La expectación era máxima, no sólo por lo curioso de la protesta -a los agricultores les acompañaban cuatro jaulas llenas de estos mamímeros-, sino también por el dispositivo policial que había montado en la zona para controlar la inminente suelta de un centenar de ellos.
Al final, el número de conejos que camparon a sus anchas fueron sólo cuatro, pero por poco tiempo. Una vez libres, los agricultores soltaron un perro que los cazó en tiempo récord.
Plaga de conejos
Los campos de Toledo sufren una plaga de conejos de monte desde hace años.

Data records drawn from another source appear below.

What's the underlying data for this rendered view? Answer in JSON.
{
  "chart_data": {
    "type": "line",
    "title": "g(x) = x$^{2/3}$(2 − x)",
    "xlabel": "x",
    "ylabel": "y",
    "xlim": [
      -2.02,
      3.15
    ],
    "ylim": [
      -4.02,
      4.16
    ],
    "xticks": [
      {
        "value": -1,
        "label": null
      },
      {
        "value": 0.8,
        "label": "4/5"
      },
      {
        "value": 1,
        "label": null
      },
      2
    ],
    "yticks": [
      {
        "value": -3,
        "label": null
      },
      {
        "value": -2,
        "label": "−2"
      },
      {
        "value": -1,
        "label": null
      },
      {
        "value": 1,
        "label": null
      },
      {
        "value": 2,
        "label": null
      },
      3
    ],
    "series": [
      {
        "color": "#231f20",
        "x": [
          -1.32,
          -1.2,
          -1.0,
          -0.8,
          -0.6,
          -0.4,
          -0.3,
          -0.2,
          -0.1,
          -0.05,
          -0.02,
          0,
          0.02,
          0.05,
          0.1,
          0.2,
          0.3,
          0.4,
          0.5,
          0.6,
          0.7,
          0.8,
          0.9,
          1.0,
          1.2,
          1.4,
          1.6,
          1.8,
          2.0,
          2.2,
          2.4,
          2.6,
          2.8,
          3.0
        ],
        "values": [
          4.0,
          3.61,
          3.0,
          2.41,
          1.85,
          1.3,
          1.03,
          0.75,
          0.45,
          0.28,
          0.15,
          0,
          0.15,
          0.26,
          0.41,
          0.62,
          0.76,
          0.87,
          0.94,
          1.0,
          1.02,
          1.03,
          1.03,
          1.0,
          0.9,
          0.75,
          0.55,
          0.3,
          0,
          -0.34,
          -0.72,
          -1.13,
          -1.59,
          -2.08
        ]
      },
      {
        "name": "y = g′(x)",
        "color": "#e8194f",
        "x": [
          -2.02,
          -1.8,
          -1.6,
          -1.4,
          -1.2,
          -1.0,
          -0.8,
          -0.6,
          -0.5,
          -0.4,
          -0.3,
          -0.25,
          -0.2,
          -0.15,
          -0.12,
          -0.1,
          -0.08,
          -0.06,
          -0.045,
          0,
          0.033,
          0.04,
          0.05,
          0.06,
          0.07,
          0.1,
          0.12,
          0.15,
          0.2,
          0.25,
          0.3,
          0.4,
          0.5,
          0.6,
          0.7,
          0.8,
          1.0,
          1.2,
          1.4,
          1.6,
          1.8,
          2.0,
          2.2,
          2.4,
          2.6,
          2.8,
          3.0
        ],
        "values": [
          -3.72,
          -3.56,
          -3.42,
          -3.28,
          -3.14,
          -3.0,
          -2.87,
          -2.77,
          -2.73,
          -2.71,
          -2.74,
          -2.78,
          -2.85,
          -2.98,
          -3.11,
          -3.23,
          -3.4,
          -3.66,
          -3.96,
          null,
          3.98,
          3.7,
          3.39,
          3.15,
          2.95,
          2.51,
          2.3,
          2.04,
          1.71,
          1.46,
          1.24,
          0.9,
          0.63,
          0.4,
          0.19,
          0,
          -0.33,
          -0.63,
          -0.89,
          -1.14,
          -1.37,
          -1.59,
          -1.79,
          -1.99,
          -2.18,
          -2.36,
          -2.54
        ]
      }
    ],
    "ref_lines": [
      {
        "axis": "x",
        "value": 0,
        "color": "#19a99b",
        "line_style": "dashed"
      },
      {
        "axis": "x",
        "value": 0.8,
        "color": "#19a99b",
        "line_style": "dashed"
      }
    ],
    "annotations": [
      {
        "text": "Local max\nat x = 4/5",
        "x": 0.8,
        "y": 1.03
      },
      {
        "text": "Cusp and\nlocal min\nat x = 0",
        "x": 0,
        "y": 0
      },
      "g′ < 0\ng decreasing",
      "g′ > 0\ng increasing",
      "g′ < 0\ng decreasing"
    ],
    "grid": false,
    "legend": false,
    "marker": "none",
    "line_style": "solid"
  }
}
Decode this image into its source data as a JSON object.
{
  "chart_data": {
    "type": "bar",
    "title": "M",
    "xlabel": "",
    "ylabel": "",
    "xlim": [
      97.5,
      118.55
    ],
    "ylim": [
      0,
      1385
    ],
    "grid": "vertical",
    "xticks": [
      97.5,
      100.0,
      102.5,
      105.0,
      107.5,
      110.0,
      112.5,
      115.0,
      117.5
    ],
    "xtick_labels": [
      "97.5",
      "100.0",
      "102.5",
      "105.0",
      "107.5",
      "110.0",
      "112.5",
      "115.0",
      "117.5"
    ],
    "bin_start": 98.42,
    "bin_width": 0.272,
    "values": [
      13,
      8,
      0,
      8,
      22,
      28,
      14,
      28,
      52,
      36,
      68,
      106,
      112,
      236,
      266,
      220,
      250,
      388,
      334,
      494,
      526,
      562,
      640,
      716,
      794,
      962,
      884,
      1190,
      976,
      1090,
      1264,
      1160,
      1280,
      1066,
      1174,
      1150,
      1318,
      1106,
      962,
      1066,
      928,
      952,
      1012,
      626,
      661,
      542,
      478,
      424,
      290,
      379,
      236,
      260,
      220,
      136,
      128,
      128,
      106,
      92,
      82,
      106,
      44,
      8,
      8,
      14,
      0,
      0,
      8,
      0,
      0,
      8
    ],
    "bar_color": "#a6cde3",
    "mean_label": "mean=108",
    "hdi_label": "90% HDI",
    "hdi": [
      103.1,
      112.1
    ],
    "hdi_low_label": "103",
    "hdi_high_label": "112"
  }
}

Ante los destrozos que origina esta especie, sobre todo en viñedos y olivos, los agricultores han solicitado varias veces a la Administración regional que «tome cartas en el asunto» pero, según afirmó Manuel Juárez, presidente de Asaja, «las negociaciones con la Junta y la Consejería de Agricultura y Desarrollo Rural no han valido para nada».
Juárez se quejó de que, hasta la fecha, sólo se han concedido permisos con algunos medios de caza, pero resultan ineficaces ante la superpoblación de conejos: «Tenemos que soltar perros y hurones porque los conejos nos tienen arruinados, no hay ayudas y, encima, tenemos que cubrir nosotros todos los gastos de los destrozos».
Otro de los manifestantes denunciaba, además, que sufren el acoso de la Guardia Civil, que «acude a los campos agrarios para llenarles de multas» y pidió que, ante la falta de intervenciones gubernamentales para solventar la situación, se deriven las competencias de caza a los poderes cinegéticos -sociedades de cazadores y agricultores-, ya que son ellos quienes padecen directamente el problema.
Los agricultores afirmaron que pueden soportar la sequía, las inclemencias meteorológicas y la falta de producción, «pero no la plaga deconejos». Por ello, Asaja pide a la Consejería la concesión de permisos extraordinarios de descaste con todos los medios de caza disponibles, y pide, también, agilizar los trámites de las autorizaciones de descaste para que, en caso de que el coto de caza no pida permisos excepcionales, puedan hacerlo los propios agricultores. Además, solicita una cobertura del 100 % de los daños en el seguro agrario, así como articular un mecanismo que garantice la indemnización. Por último, insta a la administración competente a que realice una valoración objetiva de los daños ocasionados y las consiguientes pérdidas económicas. Y es que, según el presidente de Asaja, «este año se ha perdido el 56 % de las hectáreas destinadas a agricultura por culpa de estos animales. Los barbechos están minados».
La Asociación, finalmente, repartió varios conejos a los viandantes que solicitaban un ejemplar para consumo propio. Sacrificándolos allí mismo y ante alguna queja de «maltrato animal» los manifestantes dieron por concluida la particular protesta.
Multas y denuncias
Ecologistas en Acción expresó su denuncia ante los hechos llevados a cabo ayer por Asaja, al entender que con la la suelta de conejos «se derivan un gran número de posibles incumplimientos de la legislación de caza y sanidad vigentes». Por esto propone a la Delegación, a la Consejería de Sanidad y al Ayuntamiento que desarrollen una investigación para elaborar los expedientes sancionadores que consideren oportunos. A esta denuncia se sumó la realizada por la Asociación de Vecinos «La Verdad», que cree que «si este animal no es lo mejor para una explotación agrícola, menos aún para un parque público y de interés turístico y deportivo». El Ayuntamiento de Toledo ya ha anunciado sanciones.